En el invierno de 1998, durante las excavaciones llevadas a cabo en la villa romana de los Baños de la Reina, en Calpe, se halló en el fondo de una noria una alpargata romana del siglo III d.c. El objeto fue extraído del lecho arcilloso con la pertinente cautela y la pericia científica que aconsejan estos hallazgos. Una vez trasladada al laboratorio para proceder a su restauración, la alpargata crujió como un panecillo recién horneado y se desintegró en moléculas de polvo ante los ojos de los expertos. Apenas quedó de ella un fragmento calcinado y fibroso.
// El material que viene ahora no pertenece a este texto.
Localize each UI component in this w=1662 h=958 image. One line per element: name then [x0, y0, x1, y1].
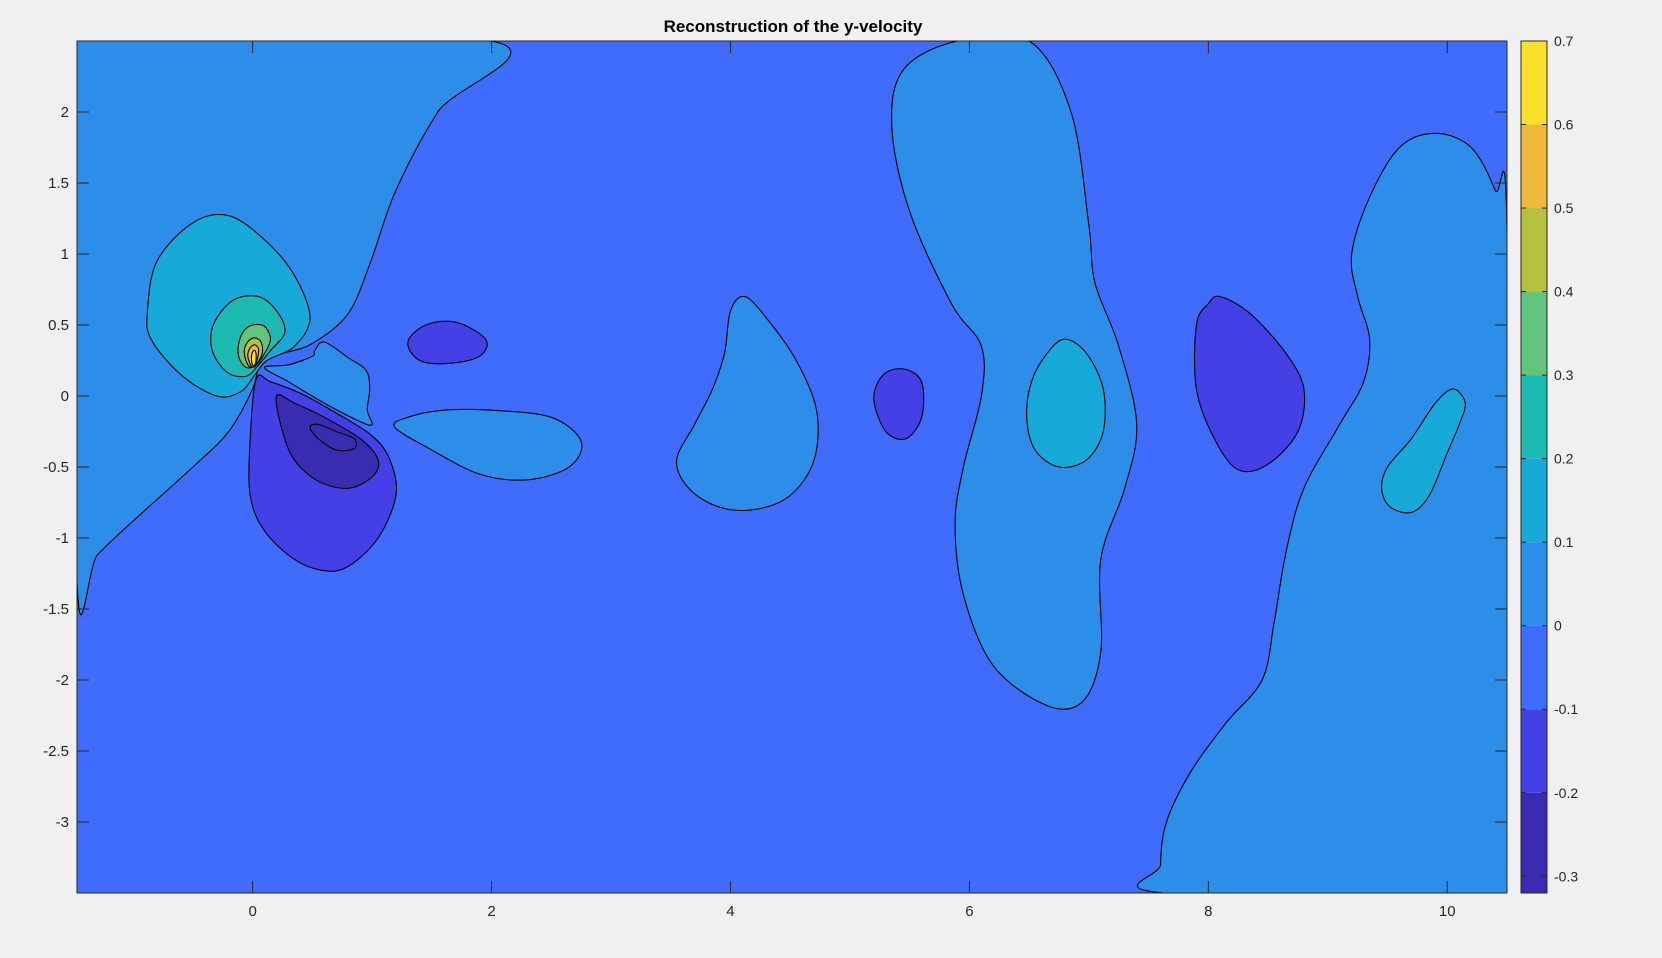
colorbar-ticks: 0.7 0.6 0.5 0.4 0.3 0.2 0.1 0 -0.1 -0.2 -0.3	[1521, 33, 1578, 884]
y-tick-label: -2.5	[43, 743, 69, 760]
contour-region-17	[1193, 295, 1306, 473]
contour-region-12	[393, 408, 583, 481]
colorbar-band	[1521, 792, 1547, 893]
x-tick-label: 10	[1439, 903, 1456, 920]
contour-region-15	[891, 41, 1138, 710]
x-axis: 0 2 4 6 8 10	[248, 41, 1456, 920]
colorbar-band	[1521, 124, 1547, 209]
contour-region-13	[676, 295, 819, 512]
colorbar-band	[1521, 542, 1547, 626]
y-tick-label: 2	[61, 104, 69, 121]
x-tick-label: 8	[1204, 903, 1212, 920]
y-tick-label: -0.5	[43, 459, 69, 476]
x-tick-label: 2	[487, 903, 495, 920]
contour-region-11	[407, 320, 488, 365]
y-tick-label: 0	[61, 388, 69, 405]
contour-region-7	[250, 349, 257, 367]
colorbar-tick-label: 0.6	[1554, 117, 1574, 133]
colorbar-tick-label: 0.7	[1554, 33, 1574, 49]
colorbar-band	[1521, 625, 1547, 710]
colorbar-frame	[1520, 40, 1548, 894]
colorbar-band	[1521, 291, 1547, 376]
y-tick-label: 1	[61, 246, 69, 263]
colorbar-band	[1521, 208, 1547, 292]
colorbar-tick-label: 0.4	[1554, 284, 1574, 300]
x-tick-label: 0	[248, 903, 256, 920]
contour-regions	[77, 41, 1507, 893]
chart-title: Reconstruction of the y-velocity	[664, 17, 923, 36]
colorbar-tick-label: 0.3	[1554, 367, 1574, 383]
colorbar-tick-label: 0.5	[1554, 200, 1574, 216]
y-tick-label: -1.5	[43, 601, 69, 618]
colorbar-band	[1521, 41, 1547, 125]
colorbar-band	[1521, 458, 1547, 543]
y-tick-label: -3	[56, 814, 69, 831]
y-tick-label: -1	[56, 530, 69, 547]
contour-region-1	[264, 341, 373, 426]
colorbar: 0.7 0.6 0.5 0.4 0.3 0.2 0.1 0 -0.1 -0.2 -0.3	[1520, 33, 1578, 894]
contour-region-14	[873, 368, 925, 440]
x-tick-label: 4	[726, 903, 734, 920]
x-tick-label: 6	[965, 903, 973, 920]
contour-region-18	[1136, 132, 1507, 893]
y-axis: 2 1.5 1 0.5 0 -0.5 -1 -1.5 -2 -2.5 -3	[43, 104, 1507, 831]
colorbar-bands	[1521, 41, 1547, 893]
colorbar-band	[1521, 375, 1547, 459]
contour-region-16	[1026, 338, 1106, 468]
colorbar-band	[1521, 709, 1547, 793]
y-tick-label: 1.5	[48, 175, 69, 192]
colorbar-tick-label: -0.3	[1554, 868, 1578, 884]
colorbar-tick-label: -0.1	[1554, 701, 1578, 717]
colorbar-tick-label: 0.1	[1554, 534, 1574, 550]
contour-region-19	[1380, 388, 1466, 514]
colorbar-tick-label: 0	[1554, 618, 1562, 634]
y-tick-label: -2	[56, 672, 69, 689]
colorbar-tick-label: 0.2	[1554, 451, 1574, 467]
plot-area: 0 2 4 6 8 10 2 1.5 1 0.5 0 -0.5 -1 -1.5 -2 -2.5 -3	[43, 40, 1508, 920]
y-tick-label: 0.5	[48, 317, 69, 334]
colorbar-tick-label: -0.2	[1554, 785, 1578, 801]
contour-region-10	[309, 423, 357, 452]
Pero no es la pérdida arqueológica de una pieza que había sobrevivido a dos mil años lo que me conmueve del caso, sino la sensación que provoca el fenómeno de esa desintegración física apenas calculada.
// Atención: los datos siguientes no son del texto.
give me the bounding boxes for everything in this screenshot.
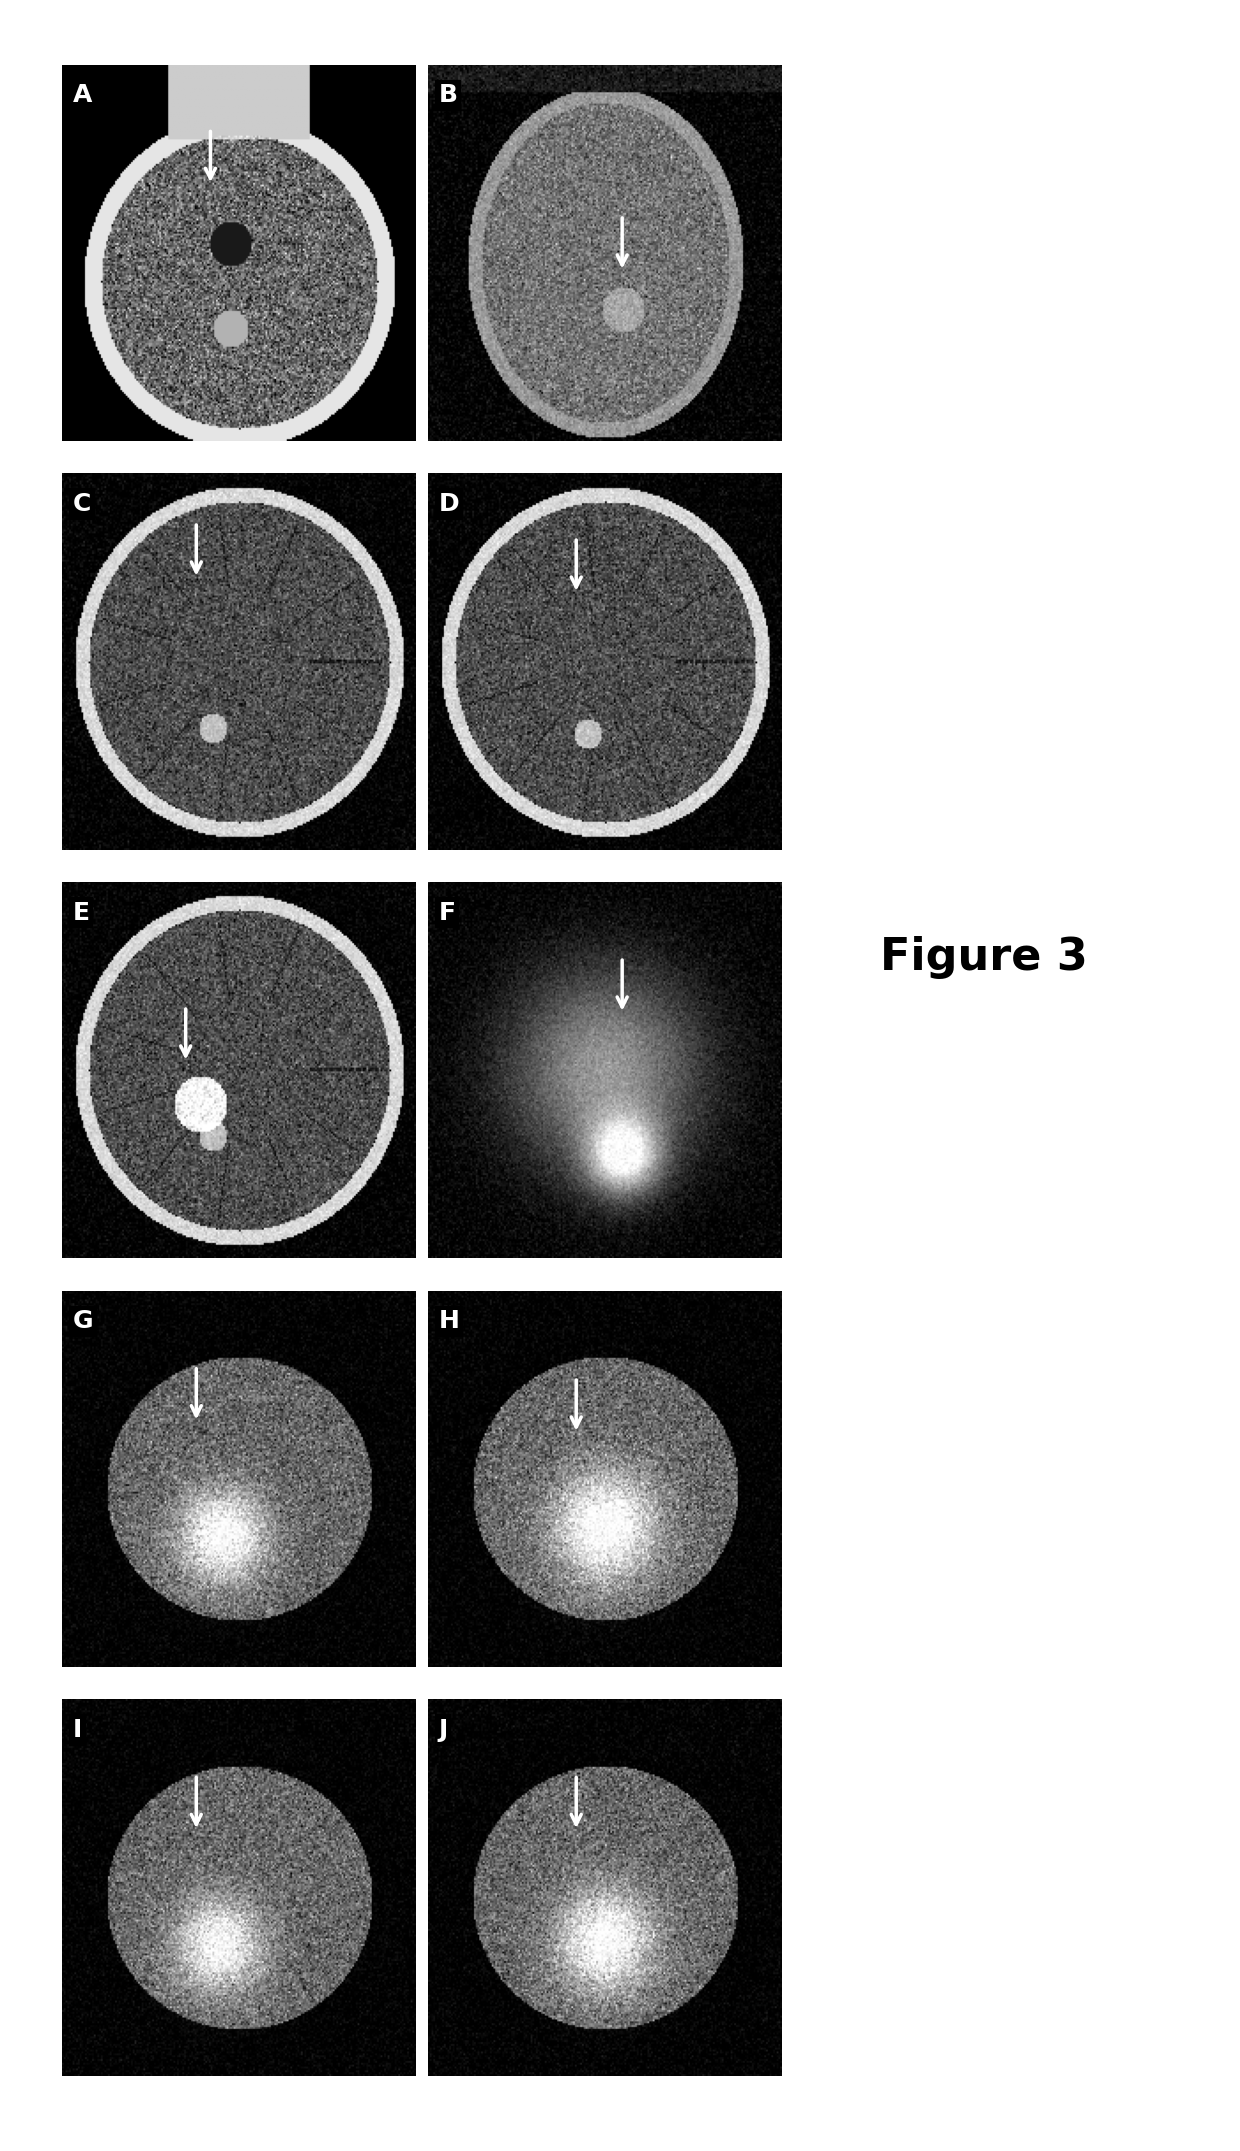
Text: C: C [73, 493, 91, 516]
Text: I: I [73, 1719, 82, 1742]
Text: J: J [439, 1719, 448, 1742]
Text: H: H [439, 1310, 459, 1334]
Text: A: A [73, 84, 92, 108]
Text: F: F [439, 901, 455, 925]
Text: B: B [439, 84, 458, 108]
Text: Figure 3: Figure 3 [880, 936, 1089, 979]
Text: G: G [73, 1310, 93, 1334]
Text: E: E [73, 901, 89, 925]
Text: D: D [439, 493, 459, 516]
Si me remonto a la infancia, puede que localice esa misma emoción en el aciago segundo en que se me escapó de los dedos el cordel de un globo que me habían comprado en la Feria de Navidad. Lo vi ascender con toda la impotencia de este mundo y me pasé la tarde llorando. En otro momento, jugando con un cowboy de miniatura, por torpeza o descuido, lo dejé caer por el desagüe del patio y me sentí morir. Es una sensación que me ha salido muchas veces al encuentro a lo largo de la vida. Esta mañana, sin ir más lejos, al leer la noticia de que el Gran Hotel de Salamanca, situado junto a la Plaza Mayor, y al que acudí tantas veces en mi época de estudiante, acaba de cerrar sus puertas, he sentido ese viejo crujido íntimo. Me ha ocurrido con muchos lugares de Alicante y con seres que se marcharon de súbito. También hoy, mientras dormía, he soñado que estaba escribiendo esta columna. Tenía el título, la idea, los nombres y las frases en su orden exacto. Sólo debía oír el despertador, ducharme con cierta premura y bajar a la cafetería de la esquina con el folio dispuesto. Sin embargo, contra todo pronóstico, al abrir los ojos, la columna de mi sueño ha estallado como una alpargata arqueológica y no ha quedado de ella más que esto, fibras de polvo y una sensación honda y estéril, tan antigua y frágil como el mundo.